Derived bounds for the numerical radius of the extremal operator

Connected classical inequalities with operator theory concepts

Extended previous results to finite Blashke products with a unique zero

Abstract

A celebrated thorem of Fejer (1915) asserts that for a given positive trigonometric polynomial $\sum_{j=-n+1}^{n-1}c_{j}e^{ijt}$, we have $\lvert c_{1}\lvert\leqslant c_{0}\cos\frac{\pi}{n+1}$. A more recent inequality due to U. Haagerup and P. de la Harpe asserts that, for any contraction $T$ such that $T^{n}=0$, for some $n\geq2$, the inequality $\omega_{2}(T)\leqslant\cos\frac{\pi}{n+1}$ holds, and $\omega_{2}(T)=\cos\frac{\pi}{n+1}$ when T is unitarily equivalent to the extremal operator ${S}^{\ast}_{n}={\bbs}_{\lvert{\C}^{n}}={\bbs}_{\lvert Ker (u_{n}(\bbs))}$ where $u_{n}(z)=z^{n}$ and $\bbs$ is the adjoint of the shift operator on the Hilbert space of all square summable sequences.
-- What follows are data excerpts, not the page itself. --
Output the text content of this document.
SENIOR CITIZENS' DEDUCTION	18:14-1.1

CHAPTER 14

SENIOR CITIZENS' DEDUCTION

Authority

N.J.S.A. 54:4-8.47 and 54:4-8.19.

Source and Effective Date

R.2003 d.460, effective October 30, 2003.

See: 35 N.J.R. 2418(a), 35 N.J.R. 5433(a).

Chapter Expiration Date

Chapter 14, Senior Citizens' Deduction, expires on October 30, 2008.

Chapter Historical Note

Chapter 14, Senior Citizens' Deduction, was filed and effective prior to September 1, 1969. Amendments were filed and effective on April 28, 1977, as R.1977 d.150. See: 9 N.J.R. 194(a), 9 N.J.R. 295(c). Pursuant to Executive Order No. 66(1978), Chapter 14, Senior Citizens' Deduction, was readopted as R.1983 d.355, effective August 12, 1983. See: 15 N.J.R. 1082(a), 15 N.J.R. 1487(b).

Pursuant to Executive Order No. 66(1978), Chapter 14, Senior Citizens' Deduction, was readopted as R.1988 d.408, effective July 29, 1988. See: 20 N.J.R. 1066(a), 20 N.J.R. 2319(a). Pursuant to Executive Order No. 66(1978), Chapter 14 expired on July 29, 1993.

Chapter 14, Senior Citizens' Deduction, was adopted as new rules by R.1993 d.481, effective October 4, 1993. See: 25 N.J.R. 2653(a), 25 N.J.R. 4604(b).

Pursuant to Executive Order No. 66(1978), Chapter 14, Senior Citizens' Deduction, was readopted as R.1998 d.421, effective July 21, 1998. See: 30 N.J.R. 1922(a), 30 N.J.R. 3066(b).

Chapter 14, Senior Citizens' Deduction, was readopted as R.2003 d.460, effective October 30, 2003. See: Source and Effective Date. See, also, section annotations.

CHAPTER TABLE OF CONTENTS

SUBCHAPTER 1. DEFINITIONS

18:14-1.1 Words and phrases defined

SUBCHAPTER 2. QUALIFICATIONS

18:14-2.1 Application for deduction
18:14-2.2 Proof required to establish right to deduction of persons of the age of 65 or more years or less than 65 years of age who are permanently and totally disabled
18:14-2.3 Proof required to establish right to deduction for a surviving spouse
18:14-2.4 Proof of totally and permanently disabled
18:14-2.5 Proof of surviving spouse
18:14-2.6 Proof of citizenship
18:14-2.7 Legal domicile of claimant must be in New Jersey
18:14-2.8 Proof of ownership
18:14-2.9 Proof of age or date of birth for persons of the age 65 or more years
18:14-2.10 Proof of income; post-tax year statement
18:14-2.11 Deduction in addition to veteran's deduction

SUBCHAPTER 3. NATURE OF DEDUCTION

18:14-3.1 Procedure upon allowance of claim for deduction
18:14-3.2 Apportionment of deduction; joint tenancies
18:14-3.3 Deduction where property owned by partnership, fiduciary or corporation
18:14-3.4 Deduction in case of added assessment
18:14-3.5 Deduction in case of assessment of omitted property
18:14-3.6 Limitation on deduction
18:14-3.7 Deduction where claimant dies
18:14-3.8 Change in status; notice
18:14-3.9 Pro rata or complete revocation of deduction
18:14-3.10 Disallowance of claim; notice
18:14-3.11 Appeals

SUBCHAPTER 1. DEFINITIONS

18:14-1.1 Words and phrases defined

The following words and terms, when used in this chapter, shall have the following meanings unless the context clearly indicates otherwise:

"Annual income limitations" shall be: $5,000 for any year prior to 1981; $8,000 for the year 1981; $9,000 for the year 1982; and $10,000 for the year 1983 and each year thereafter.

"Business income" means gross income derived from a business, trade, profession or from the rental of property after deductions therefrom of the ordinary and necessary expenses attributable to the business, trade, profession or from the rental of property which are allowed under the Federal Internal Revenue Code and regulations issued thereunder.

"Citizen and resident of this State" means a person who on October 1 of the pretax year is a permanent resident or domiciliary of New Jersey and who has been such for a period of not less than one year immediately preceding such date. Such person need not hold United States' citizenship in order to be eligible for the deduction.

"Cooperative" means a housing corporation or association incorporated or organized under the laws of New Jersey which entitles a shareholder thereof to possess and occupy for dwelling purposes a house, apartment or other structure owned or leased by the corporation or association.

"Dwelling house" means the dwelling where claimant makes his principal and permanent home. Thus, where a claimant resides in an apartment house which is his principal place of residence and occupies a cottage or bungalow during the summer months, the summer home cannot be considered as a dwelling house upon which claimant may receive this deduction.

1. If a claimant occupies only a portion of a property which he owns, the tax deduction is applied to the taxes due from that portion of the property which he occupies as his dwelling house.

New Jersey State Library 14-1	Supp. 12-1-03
Apparently there is no relationship between them. In this mathematical note, we show that there is a connection between Taylor coefficients of positive rational functions on the torus and numerical radius of the extremal operator $\bbs(\phi)=\bbs_{\lvert Ker(\phi(\bbs))}$ for a precise inner function $\phi$. This result completes a line of investigation begun in 2002 by C. Badea and G. Cassier \cite{Cassier}. An upper and lower bound of the numerical radius of $\bbs(\phi)$ are given where $\phi$ is a finite Blashke product with unique zero.